Deux évolutions expliquent ce regain d’inquiétude. D’abord, la multiplication du nombre d’objets connectés à Internet : ce ne sont plus seulement les ordinateurs et les téléphones qui sont pourvus d’une connexion au réseau, mais aussi les caméras de surveillance, certaines machines industrielles et même des réfrigérateurs, et ce 24 heures sur 24.

Des fabricants aux profils très divers

Ensuite, les manquements fréquents des constructeurs de ces objets aux exigences basiques de sécurité : nombre d’entre eux ne disposent que de trop maigres protections.

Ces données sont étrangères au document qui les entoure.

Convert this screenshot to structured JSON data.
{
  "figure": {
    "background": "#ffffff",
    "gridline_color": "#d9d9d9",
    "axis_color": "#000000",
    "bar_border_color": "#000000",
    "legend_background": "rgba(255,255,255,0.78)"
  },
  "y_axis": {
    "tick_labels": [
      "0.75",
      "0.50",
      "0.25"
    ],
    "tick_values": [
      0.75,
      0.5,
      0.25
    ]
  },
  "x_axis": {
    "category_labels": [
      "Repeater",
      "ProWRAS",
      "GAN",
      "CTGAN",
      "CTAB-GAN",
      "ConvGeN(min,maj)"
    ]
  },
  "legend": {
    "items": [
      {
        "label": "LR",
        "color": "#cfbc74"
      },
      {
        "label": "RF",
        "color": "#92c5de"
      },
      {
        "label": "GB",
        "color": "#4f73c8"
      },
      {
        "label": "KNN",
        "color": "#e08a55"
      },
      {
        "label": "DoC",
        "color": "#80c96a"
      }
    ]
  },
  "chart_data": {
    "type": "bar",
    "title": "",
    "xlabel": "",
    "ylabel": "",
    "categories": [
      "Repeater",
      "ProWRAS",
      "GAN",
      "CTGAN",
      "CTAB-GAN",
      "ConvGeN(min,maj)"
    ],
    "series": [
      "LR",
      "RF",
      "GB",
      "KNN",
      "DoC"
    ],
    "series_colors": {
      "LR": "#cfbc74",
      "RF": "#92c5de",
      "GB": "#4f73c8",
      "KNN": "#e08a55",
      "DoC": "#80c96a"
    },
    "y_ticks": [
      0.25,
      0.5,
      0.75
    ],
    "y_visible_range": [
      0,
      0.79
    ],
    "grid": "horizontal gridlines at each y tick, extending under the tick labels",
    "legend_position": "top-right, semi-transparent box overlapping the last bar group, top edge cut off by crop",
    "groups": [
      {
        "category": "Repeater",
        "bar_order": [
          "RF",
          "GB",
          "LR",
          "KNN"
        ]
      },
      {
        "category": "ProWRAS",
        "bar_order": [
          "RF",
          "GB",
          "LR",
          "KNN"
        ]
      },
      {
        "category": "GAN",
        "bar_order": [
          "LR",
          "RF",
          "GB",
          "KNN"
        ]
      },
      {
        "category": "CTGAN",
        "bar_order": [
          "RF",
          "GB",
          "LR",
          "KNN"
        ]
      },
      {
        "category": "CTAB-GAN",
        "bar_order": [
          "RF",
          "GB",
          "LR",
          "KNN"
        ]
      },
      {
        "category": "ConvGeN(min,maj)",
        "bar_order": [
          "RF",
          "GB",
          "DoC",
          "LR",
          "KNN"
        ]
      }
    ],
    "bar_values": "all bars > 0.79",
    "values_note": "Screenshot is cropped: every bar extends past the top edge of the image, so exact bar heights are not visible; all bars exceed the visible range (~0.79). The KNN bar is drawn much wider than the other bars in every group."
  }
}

Dans un article publié après l’attaque, OVH notait ainsi la fréquence de « failles de sécurité relevant de défauts dans leur conception logicielle, de la négligence des constructeurs, qui souvent attribuent le même mot de passe par défaut à tous leurs produits, ou de la négligence des installateurs, qui ne prennent pas la peine de le modifier lorsqu’ils les déploient ».

Les fabricants d’objets connectés ont des profils très divers. La question de la sécurité est plus ou moins prioritaire selon les secteurs : essentielle pour un constructeur de voiture autonome et connectée, elle passe au second plan pour un producteur de petites caméras à quelques euros la pièce.

Le secteur compte par ailleurs de nombreuses start-up dont le budget consacré à la sécurité est très limité par rapport à celui dont disposent des industries plus matures. « Bon nombre d’objets connectés doivent sortir sur le marché très rapidement, ce qui laisse moins de place à la sécurité », renchérit enfin Christophe Moret, vice-président cybersécurité d’Atos.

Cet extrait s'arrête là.